I think the fold is correct with MayTrap (assuming the rounding mode is known suitable) because "passes are not required to preserve all exceptions that are implied by the original code"; presumably some other operation is eventually going to generate the invalid exception when it sees the SNaN?

kpn added inline comments.Aug 6 2021, 1:19 PM

Actually, the check for FMF.noNaNs() is required to catch non-constants. We can still fold "fadd X, -0" if we know X is not a NaN. We still have the "trivially dead" issue where the instruction would be hanging around needlessly, but still...

kpn added inline comments.Aug 6 2021, 2:16 PM

Rereading @spatel's comment: what about the "X is a variable that happens to have the value of an SNaN" case: it's true that we'll be removing an instruction that would have converted the SNaN to a QNaN. So the removal of the instruction would be observable. I don't see a way around that without eliminating the ability to optimize at all.

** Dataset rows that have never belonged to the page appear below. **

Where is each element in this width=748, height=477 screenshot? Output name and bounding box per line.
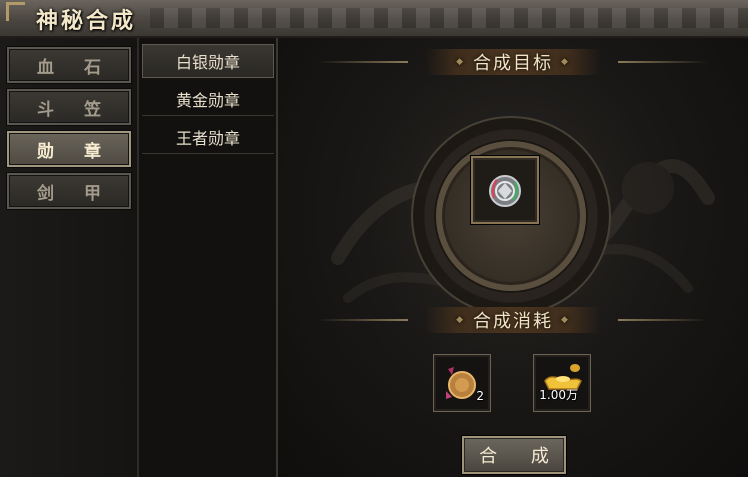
target-item-slot[interactable]: [471, 156, 539, 224]
tab-medal[interactable]: 勋 章: [7, 131, 131, 167]
cost-item-slot[interactable]: 2: [433, 354, 491, 412]
corner-ornament-icon: [6, 2, 25, 21]
silver-medal-icon: [489, 175, 521, 207]
title-bar: 神秘合成: [0, 0, 748, 38]
cost-money-slot[interactable]: 1.00万: [533, 354, 591, 412]
medal-list: 白银勋章 黄金勋章 王者勋章: [139, 38, 278, 477]
list-item-silver-medal[interactable]: 白银勋章: [142, 44, 274, 78]
category-tabs: 血 石 斗 笠 勋 章 剑 甲: [0, 38, 139, 477]
target-header: 合成目标: [278, 47, 748, 77]
tab-bamboo-hat[interactable]: 斗 笠: [7, 89, 131, 125]
target-title: 合成目标: [426, 49, 600, 75]
header-divider-right: [618, 61, 708, 63]
synthesize-button[interactable]: 合 成: [462, 436, 566, 474]
cost-item-quantity: 2: [476, 389, 484, 403]
cost-title: 合成消耗: [426, 307, 600, 333]
header-divider-left: [318, 61, 408, 63]
synthesis-panel: 合成目标 合成消耗 2 1.00万 合: [278, 38, 748, 477]
cost-money-amount: 1.00万: [539, 388, 578, 402]
cost-header: 合成消耗: [278, 305, 748, 335]
header-divider-left: [318, 319, 408, 321]
tab-blood-stone[interactable]: 血 石: [7, 47, 131, 83]
tab-sword-armor[interactable]: 剑 甲: [7, 173, 131, 209]
list-item-king-medal[interactable]: 王者勋章: [142, 120, 274, 154]
list-item-gold-medal[interactable]: 黄金勋章: [142, 82, 274, 116]
window-title: 神秘合成: [36, 8, 137, 34]
header-divider-right: [618, 319, 708, 321]
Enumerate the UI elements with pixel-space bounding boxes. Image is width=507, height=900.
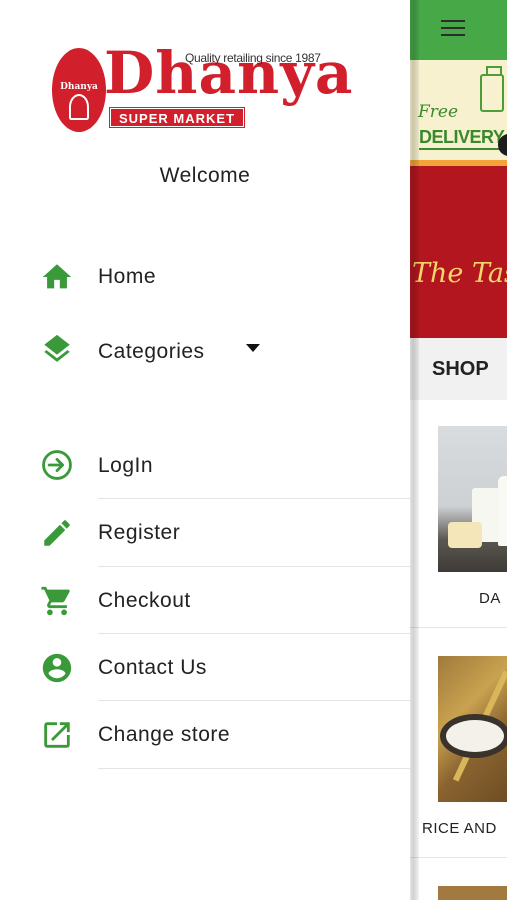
dhanya-logo: Dhanya Dhanya Quality retailing since 19…	[52, 44, 353, 132]
logo-emblem: Dhanya	[52, 48, 106, 132]
cart-icon	[40, 584, 74, 618]
menu-item-checkout[interactable]: Checkout	[0, 567, 410, 634]
pencil-icon	[40, 516, 74, 550]
hero-banner-text: The Taste	[412, 258, 507, 289]
category-image	[438, 886, 507, 900]
logo-subtitle: SUPER MARKET	[108, 107, 246, 128]
menu-item-label: Checkout	[98, 589, 191, 612]
menu-item-label: Categories	[98, 340, 205, 363]
promo-badge	[498, 134, 507, 156]
menu-item-label: Change store	[98, 723, 231, 746]
dairy-image	[438, 426, 507, 572]
menu-item-label: Home	[98, 265, 157, 288]
delivery-bag-icon	[480, 66, 504, 112]
welcome-text: Welcome	[159, 164, 251, 187]
menu-item-label: LogIn	[98, 454, 154, 477]
navigation-drawer: Dhanya Dhanya Quality retailing since 19…	[0, 0, 410, 900]
promo-free-text: Free	[418, 102, 459, 122]
login-icon	[40, 448, 74, 482]
hamburger-menu-icon[interactable]	[441, 20, 465, 40]
shop-label: SHOP	[432, 358, 489, 380]
menu-item-categories[interactable]: Categories	[0, 318, 410, 385]
logo-tagline: Quality retailing since 1987	[185, 51, 321, 65]
promo-banner[interactable]: Free DELIVERY	[410, 60, 507, 166]
account-icon	[40, 651, 74, 685]
category-card[interactable]	[410, 858, 507, 900]
menu-item-contact-us[interactable]: Contact Us	[0, 634, 410, 701]
menu-item-change-store[interactable]: Change store	[0, 701, 410, 768]
praying-hands-icon	[69, 94, 89, 120]
hero-banner[interactable]: The Taste	[410, 166, 507, 338]
category-caption: DA	[479, 590, 501, 607]
shop-section-header: SHOP	[410, 338, 507, 400]
menu-item-home[interactable]: Home	[0, 244, 410, 311]
caret-down-icon[interactable]	[246, 344, 260, 352]
open-external-icon	[40, 718, 74, 752]
menu-item-label: Register	[98, 521, 181, 544]
home-icon	[40, 260, 74, 294]
menu-item-login[interactable]: LogIn	[0, 432, 410, 499]
menu-item-label: Contact Us	[98, 656, 207, 679]
screen: Free DELIVERY The Taste SHOP DA RI	[0, 0, 507, 900]
promo-delivery-text: DELIVERY	[419, 127, 505, 150]
category-caption: RICE AND	[422, 820, 497, 837]
layers-icon	[40, 332, 74, 366]
main-app: Free DELIVERY The Taste SHOP DA RI	[410, 0, 507, 900]
category-card-dairy[interactable]: DA	[410, 400, 507, 628]
category-card-rice[interactable]: RICE AND	[410, 628, 507, 858]
app-bar	[410, 0, 507, 60]
menu-item-register[interactable]: Register	[0, 499, 410, 566]
menu-divider	[98, 768, 410, 769]
rice-image	[438, 656, 507, 802]
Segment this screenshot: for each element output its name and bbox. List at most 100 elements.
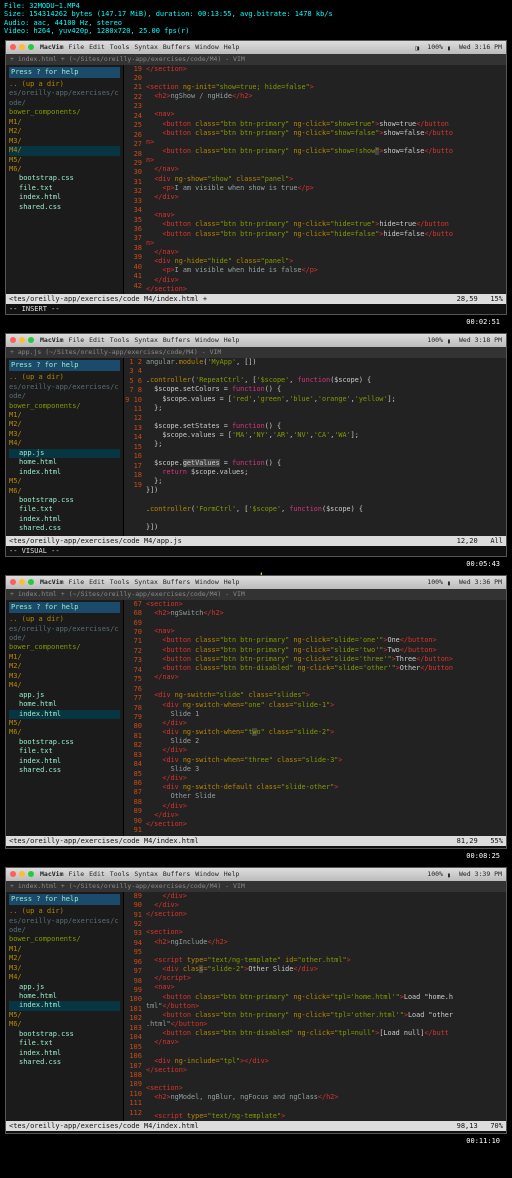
menu-file[interactable]: File [68,336,84,344]
app-menu[interactable]: MacVim File Edit Tools Syntax Buffers Wi… [40,43,239,51]
tree-dir[interactable]: M3/ [9,430,120,439]
app-menu[interactable]: MacVim File Edit Tools Syntax Buffers Wi… [40,870,239,878]
menu-file[interactable]: File [68,578,84,586]
tree-dir[interactable]: M5/ [9,156,120,165]
tree-dir[interactable]: M6/ [9,728,120,737]
tree-file[interactable]: app.js [9,449,120,458]
editor-2[interactable]: angular.module('MyApp', []) .controller(… [146,358,506,536]
tree-dir[interactable]: M5/ [9,1011,120,1020]
app-menu[interactable]: MacVim File Edit Tools Syntax Buffers Wi… [40,336,239,344]
menu-window[interactable]: Window [195,870,218,878]
parent-dir[interactable]: .. (up a dir) [9,373,120,382]
tree-file[interactable]: file.txt [9,505,120,514]
tree-dir[interactable]: M3/ [9,137,120,146]
tree-dir[interactable]: bower_components/ [9,935,120,944]
menu-tools[interactable]: Tools [110,870,130,878]
tree-file[interactable]: home.html [9,458,120,467]
tree-file[interactable]: shared.css [9,1058,120,1067]
vim-tab[interactable]: + index.html + (~/Sites/oreilly-app/exer… [6,589,506,600]
max-icon[interactable] [28,871,34,877]
tree-file[interactable]: index.html [9,468,120,477]
menu-edit[interactable]: Edit [89,43,105,51]
menu-buffers[interactable]: Buffers [163,43,190,51]
tree-dir[interactable]: M5/ [9,719,120,728]
tree-file[interactable]: bootstrap.css [9,738,120,747]
editor-3[interactable]: <section> <h2>ngSwitch</h2> <nav> <butto… [146,600,506,836]
menu-help[interactable]: Help [224,336,240,344]
max-icon[interactable] [28,44,34,50]
tree-dir[interactable]: M3/ [9,964,120,973]
close-icon[interactable] [10,44,16,50]
nerdtree[interactable]: Press ? for help .. (up a dir) es/oreill… [6,358,124,536]
tree-dir[interactable]: M2/ [9,954,120,963]
max-icon[interactable] [28,579,34,585]
parent-dir[interactable]: .. (up a dir) [9,615,120,624]
menu-buffers[interactable]: Buffers [163,870,190,878]
tree-dir[interactable]: M1/ [9,945,120,954]
tree-file[interactable]: file.txt [9,1039,120,1048]
tree-dir[interactable]: bower_components/ [9,402,120,411]
min-icon[interactable] [19,579,25,585]
tree-file[interactable]: shared.css [9,766,120,775]
tree-file[interactable]: bootstrap.css [9,174,120,183]
tree-dir[interactable]: bower_components/ [9,108,120,117]
tree-file[interactable]: index.html [9,757,120,766]
parent-dir[interactable]: .. (up a dir) [9,80,120,89]
close-icon[interactable] [10,871,16,877]
tree-dir[interactable]: M1/ [9,411,120,420]
menu-file[interactable]: File [68,43,84,51]
min-icon[interactable] [19,44,25,50]
menu-help[interactable]: Help [224,43,240,51]
menu-syntax[interactable]: Syntax [134,43,157,51]
tree-file[interactable]: shared.css [9,203,120,212]
menu-window[interactable]: Window [195,578,218,586]
nerdtree[interactable]: Press ? for help .. (up a dir) es/oreill… [6,892,124,1121]
tree-dir[interactable]: M1/ [9,118,120,127]
tree-file[interactable]: index.html [9,1001,120,1010]
menu-edit[interactable]: Edit [89,870,105,878]
tree-file[interactable]: shared.css [9,524,120,533]
parent-dir[interactable]: .. (up a dir) [9,907,120,916]
tree-dir-active[interactable]: M4/ [9,973,120,982]
nerdtree[interactable]: Press ? for help .. (up a dir) es/oreill… [6,65,124,294]
tree-dir[interactable]: M1/ [9,653,120,662]
vim-tab[interactable]: + index.html + (~/Sites/oreilly-app/exer… [6,54,506,65]
tree-file[interactable]: app.js [9,691,120,700]
menu-tools[interactable]: Tools [110,578,130,586]
menu-buffers[interactable]: Buffers [163,336,190,344]
tree-file[interactable]: index.html [9,193,120,202]
menu-window[interactable]: Window [195,43,218,51]
app-menu[interactable]: MacVim File Edit Tools Syntax Buffers Wi… [40,578,239,586]
tree-dir-active[interactable]: M4/ [9,146,120,155]
menu-window[interactable]: Window [195,336,218,344]
tree-dir[interactable]: M6/ [9,165,120,174]
tree-file[interactable]: bootstrap.css [9,1030,120,1039]
menu-syntax[interactable]: Syntax [134,578,157,586]
menu-syntax[interactable]: Syntax [134,336,157,344]
menu-tools[interactable]: Tools [110,336,130,344]
close-icon[interactable] [10,579,16,585]
tree-file[interactable]: file.txt [9,184,120,193]
menu-edit[interactable]: Edit [89,336,105,344]
vim-tab[interactable]: + index.html + (~/Sites/oreilly-app/exer… [6,881,506,892]
editor-4[interactable]: </div> </div> </section> <section> <h2>n… [146,892,506,1121]
menu-syntax[interactable]: Syntax [134,870,157,878]
editor-1[interactable]: </section> <section ng-init="show=true; … [146,65,506,294]
min-icon[interactable] [19,337,25,343]
max-icon[interactable] [28,337,34,343]
close-icon[interactable] [10,337,16,343]
tree-dir[interactable]: M3/ [9,672,120,681]
tree-dir[interactable]: M2/ [9,127,120,136]
menu-help[interactable]: Help [224,870,240,878]
tree-dir-active[interactable]: M4/ [9,681,120,690]
vim-tab[interactable]: + app.js (~/Sites/oreilly-app/exercises/… [6,347,506,358]
tree-dir-active[interactable]: M4/ [9,439,120,448]
min-icon[interactable] [19,871,25,877]
tree-dir[interactable]: bower_components/ [9,643,120,652]
menu-edit[interactable]: Edit [89,578,105,586]
menu-buffers[interactable]: Buffers [163,578,190,586]
tree-dir[interactable]: M6/ [9,487,120,496]
nerdtree[interactable]: Press ? for help .. (up a dir) es/oreill… [6,600,124,836]
tree-dir[interactable]: M2/ [9,662,120,671]
tree-file[interactable]: index.html [9,515,120,524]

andrew.w.kaylor added inline comments.

I don't think you can make this transformation in the "maytrap" case. It would be ok to optimize an SNaN to a QNaN, but you can't eliminate an instruction that would raise the exception while performing the same conversion. Consider this example:

double foo(double x, double y) {
 #pragma clang fp exceptions(maytrap)
  double temp;
  temp = x + -0.0;
  // Check the x = SNaN case
  if (fetestexcept(FE_INEXACT))
    return -1.0;
  temp = temp + y;
  // Check the y = SNaN case
  if (fetestexcept(FE_INEXACT))
    return -2.0;
  return temp;

Eliminating the fadd x, -0 causes the exception to be raised in the wrong place.